Дед наш боялся дневного света. У него от солнца слепли глаза и краснела кожа. Он был снайпером на Великой Отечественной, и остался у него с той войны прибор ночного видения «Дудка» с двумя толстыми цилиндрами, торчащими ото лба в стороны, как муравьиные усы, и танкистский шлем. Он вырыл на огороде себе землянку и с весны до осени жил там, как крот, вылезая в сумерках: в гимнастерке, в широких штанах, заправленных снизу в носки, в шлеме танкиста и с прибором «Дудка» в пол-лица – так он собирал с картошки колорадского жука, полол грядки, ходил на рыбалку. Вообще, он был резчик по дереву. Ему заказывали карнизы под шторы, наличники на окна, а шкатулки и фигурки бабушка носила заведующему краеведческого музея, который, бывая в городе, сдавал их в магазин «Искусство».
Бабушка. В молодости она патологически боялась рожать.
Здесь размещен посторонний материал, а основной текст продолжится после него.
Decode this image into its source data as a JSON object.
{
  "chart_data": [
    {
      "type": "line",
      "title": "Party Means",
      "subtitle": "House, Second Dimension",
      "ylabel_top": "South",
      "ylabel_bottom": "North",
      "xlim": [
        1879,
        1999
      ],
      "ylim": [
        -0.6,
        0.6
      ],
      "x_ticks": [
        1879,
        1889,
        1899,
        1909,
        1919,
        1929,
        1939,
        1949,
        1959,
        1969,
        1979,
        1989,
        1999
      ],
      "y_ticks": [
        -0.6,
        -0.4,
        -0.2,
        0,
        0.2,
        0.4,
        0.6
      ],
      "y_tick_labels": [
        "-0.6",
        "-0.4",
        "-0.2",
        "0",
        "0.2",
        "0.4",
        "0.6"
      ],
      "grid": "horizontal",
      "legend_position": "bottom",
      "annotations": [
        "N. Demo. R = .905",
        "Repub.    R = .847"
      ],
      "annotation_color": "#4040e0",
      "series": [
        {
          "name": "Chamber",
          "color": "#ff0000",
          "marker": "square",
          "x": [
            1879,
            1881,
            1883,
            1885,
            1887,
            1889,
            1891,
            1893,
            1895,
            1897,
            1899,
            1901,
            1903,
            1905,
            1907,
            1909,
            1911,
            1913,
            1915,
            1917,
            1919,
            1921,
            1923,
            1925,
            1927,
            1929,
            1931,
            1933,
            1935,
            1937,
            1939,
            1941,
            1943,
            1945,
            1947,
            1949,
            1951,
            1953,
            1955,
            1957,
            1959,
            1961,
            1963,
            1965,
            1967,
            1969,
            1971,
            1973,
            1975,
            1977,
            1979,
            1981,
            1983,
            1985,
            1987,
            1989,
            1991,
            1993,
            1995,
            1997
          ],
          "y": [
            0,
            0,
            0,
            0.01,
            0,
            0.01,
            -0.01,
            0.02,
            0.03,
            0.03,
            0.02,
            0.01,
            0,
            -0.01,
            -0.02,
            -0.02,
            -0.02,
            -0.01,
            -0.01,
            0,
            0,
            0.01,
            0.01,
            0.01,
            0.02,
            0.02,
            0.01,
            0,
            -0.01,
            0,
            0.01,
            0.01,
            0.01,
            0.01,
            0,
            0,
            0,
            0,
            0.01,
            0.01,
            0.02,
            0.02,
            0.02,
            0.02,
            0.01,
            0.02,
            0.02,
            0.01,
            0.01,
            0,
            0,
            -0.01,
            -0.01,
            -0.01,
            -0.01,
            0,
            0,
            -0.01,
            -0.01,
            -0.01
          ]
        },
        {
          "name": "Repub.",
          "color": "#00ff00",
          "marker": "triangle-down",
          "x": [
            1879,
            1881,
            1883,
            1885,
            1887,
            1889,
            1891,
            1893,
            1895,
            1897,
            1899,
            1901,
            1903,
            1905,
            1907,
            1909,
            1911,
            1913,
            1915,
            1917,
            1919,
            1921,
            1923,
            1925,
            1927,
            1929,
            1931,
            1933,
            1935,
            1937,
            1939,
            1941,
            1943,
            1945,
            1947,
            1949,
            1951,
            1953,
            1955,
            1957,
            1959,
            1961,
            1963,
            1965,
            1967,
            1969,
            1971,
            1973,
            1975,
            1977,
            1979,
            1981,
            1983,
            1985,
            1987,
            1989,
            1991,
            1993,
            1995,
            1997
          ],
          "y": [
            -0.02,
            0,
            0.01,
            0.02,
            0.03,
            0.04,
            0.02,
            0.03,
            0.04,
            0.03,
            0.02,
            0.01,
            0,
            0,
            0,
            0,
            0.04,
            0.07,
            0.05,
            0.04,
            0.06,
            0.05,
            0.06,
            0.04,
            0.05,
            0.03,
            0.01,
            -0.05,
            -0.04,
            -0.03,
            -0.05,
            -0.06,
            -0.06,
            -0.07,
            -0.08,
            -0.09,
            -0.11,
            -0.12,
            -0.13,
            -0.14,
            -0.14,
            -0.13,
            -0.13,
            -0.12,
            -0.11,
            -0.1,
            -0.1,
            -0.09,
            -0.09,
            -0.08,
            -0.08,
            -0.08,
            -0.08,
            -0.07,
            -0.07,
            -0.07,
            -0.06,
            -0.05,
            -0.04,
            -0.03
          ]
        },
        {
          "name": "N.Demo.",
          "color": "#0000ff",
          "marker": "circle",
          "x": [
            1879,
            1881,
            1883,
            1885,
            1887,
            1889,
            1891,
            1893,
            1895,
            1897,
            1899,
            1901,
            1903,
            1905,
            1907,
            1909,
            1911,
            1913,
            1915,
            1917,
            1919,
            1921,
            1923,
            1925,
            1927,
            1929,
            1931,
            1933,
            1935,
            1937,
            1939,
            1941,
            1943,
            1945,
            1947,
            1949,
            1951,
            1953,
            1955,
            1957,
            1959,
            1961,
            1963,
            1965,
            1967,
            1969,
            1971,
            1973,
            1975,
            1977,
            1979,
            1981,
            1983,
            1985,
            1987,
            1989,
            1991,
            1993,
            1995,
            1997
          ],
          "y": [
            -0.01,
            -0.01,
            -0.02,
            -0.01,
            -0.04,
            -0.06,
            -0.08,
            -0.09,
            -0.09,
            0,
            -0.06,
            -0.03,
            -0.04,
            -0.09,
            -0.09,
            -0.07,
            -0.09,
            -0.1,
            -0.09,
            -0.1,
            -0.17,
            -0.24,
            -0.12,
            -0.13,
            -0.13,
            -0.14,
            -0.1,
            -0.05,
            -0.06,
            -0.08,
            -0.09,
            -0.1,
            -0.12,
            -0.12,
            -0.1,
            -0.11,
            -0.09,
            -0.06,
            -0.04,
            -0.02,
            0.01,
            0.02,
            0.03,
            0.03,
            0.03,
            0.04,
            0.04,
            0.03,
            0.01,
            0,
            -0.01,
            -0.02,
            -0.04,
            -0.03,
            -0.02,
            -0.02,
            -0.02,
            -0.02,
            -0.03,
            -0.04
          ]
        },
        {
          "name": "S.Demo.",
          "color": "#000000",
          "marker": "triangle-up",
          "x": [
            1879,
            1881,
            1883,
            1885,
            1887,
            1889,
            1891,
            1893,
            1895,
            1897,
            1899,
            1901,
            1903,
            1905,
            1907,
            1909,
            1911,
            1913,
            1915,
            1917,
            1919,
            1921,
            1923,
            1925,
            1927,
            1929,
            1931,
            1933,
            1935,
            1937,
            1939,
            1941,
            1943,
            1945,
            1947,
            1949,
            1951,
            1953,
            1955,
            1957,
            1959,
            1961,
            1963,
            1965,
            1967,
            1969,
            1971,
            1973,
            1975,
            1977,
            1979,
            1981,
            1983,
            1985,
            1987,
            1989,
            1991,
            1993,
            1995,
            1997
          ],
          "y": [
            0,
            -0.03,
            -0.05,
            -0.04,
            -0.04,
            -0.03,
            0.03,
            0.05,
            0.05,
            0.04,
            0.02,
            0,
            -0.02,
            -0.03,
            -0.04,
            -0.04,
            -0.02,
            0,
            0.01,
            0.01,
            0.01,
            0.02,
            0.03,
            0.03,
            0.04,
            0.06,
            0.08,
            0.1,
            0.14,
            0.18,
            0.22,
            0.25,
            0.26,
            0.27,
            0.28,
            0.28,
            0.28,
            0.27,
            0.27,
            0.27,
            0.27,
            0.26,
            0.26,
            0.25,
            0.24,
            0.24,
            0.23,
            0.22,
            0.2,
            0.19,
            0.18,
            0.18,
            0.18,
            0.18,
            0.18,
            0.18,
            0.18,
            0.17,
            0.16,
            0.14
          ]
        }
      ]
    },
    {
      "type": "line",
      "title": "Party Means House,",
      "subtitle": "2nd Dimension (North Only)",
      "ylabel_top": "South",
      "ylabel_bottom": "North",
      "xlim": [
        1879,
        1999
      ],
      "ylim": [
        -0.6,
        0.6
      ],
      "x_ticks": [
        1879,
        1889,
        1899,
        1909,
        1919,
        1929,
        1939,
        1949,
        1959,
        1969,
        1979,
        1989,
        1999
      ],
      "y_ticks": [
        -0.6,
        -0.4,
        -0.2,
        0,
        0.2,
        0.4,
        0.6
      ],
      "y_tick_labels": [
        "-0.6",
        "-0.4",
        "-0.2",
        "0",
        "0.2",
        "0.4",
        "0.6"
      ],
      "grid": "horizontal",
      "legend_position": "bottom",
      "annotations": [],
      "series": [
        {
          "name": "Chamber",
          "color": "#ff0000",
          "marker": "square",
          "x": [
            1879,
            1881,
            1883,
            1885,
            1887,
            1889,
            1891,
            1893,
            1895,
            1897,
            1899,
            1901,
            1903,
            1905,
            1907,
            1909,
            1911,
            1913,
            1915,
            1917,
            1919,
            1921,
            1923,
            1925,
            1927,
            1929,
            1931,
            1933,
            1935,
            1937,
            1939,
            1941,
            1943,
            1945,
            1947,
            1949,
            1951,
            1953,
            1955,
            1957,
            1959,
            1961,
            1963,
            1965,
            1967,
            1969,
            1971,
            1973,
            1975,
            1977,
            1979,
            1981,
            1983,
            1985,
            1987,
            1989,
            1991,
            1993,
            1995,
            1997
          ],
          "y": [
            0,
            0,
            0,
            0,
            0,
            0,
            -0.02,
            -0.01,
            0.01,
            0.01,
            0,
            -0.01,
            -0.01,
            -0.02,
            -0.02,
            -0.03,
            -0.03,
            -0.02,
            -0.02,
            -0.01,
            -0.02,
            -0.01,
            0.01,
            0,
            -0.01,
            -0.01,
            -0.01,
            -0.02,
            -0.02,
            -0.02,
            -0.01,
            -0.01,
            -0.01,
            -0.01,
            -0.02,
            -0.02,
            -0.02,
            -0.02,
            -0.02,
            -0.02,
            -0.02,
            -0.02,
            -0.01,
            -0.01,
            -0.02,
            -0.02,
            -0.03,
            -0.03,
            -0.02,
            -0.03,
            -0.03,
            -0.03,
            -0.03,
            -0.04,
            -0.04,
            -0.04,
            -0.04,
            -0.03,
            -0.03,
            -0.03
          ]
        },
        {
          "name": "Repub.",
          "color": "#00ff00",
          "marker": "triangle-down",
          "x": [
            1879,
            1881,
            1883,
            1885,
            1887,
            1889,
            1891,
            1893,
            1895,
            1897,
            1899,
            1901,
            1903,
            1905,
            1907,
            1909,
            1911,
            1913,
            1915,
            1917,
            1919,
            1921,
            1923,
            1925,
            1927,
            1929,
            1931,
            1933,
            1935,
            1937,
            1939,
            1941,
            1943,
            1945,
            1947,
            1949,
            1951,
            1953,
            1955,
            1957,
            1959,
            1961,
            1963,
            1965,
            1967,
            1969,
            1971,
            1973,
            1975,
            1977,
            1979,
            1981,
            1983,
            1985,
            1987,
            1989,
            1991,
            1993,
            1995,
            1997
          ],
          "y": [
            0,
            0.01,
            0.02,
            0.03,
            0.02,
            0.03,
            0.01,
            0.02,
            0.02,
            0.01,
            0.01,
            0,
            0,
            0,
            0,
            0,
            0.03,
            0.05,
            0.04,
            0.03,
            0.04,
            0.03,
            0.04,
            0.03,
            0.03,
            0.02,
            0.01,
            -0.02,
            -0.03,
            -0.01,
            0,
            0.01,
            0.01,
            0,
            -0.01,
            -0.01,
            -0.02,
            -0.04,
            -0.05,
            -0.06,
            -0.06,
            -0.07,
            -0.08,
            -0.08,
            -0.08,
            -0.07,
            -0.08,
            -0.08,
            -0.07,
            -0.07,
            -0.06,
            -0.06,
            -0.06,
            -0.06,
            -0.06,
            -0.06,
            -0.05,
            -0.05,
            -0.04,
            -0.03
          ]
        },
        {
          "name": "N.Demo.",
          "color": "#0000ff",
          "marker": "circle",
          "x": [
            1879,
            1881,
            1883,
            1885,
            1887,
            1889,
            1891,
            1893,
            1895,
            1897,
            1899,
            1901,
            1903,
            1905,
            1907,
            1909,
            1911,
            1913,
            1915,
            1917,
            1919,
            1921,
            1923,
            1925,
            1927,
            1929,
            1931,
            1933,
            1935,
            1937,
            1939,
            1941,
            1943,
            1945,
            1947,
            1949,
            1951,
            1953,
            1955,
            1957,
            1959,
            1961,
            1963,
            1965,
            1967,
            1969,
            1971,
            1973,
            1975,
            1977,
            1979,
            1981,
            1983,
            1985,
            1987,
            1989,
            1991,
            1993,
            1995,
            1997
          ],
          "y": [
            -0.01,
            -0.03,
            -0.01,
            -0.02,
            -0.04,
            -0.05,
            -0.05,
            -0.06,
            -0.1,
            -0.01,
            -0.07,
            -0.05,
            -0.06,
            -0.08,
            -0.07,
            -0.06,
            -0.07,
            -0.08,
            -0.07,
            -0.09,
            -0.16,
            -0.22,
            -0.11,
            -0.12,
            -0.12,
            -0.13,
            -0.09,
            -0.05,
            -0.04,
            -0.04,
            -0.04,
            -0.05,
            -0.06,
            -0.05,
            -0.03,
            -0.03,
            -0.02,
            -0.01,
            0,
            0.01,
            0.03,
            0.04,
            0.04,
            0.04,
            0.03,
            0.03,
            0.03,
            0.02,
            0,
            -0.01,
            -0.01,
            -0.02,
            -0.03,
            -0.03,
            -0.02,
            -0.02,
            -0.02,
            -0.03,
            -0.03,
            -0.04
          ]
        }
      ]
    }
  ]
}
Когда время подходило к этому, она не выходила из дома и готовилась к смерти – собирала чистую одежду, в которой ее положат в гроб, перебирала по крохам свою жизнь и плакала… и никакие дела не могли вырвать ее из когтей парализующего страха, никакие уговоры, утешения, никакие радости жизни. После родов она будто впадала в кому – ни на что и ни на кого не реагировала, у нее не было сил даже самой есть и пить, она лежала неподвижно и думала, что уже мертвая, и ничего не хотела – ее практически вытаскивали с того света, не из болезни, а из того смертельного нервного перенапряжения, которое она пережила. Она родила троих, и каждый раз это происходило как впервые. Девочка родилась сама, в кровати, куда ее мать, почувствовав, что с ней происходит что-то не то, легла умирать. Их случайно нашла соседка, которая зашла попросить лопату, – девочка лежала молча, мать была без сознания. Акушер орал: «Таким, как ты, нельзя рожать детей!», священник кряхтел: «А кто ее спросит? Бог дает – куда деваться?..» Отлежав несколько недель, она как будто рождалась заново и совсем не воспринимала своего ребенка как собственного. Как если бы ей принесли нового барашка растить к остальным. Она даст ему, как положено, все, что надо, но то, что она носила его и рожала – она как будто этого не помнила напрочь. Или не хотела помнить. Чувства связи крови и плоти, отделившейся, оторвавшейся от твоей, она избегала, боялась, не хотела.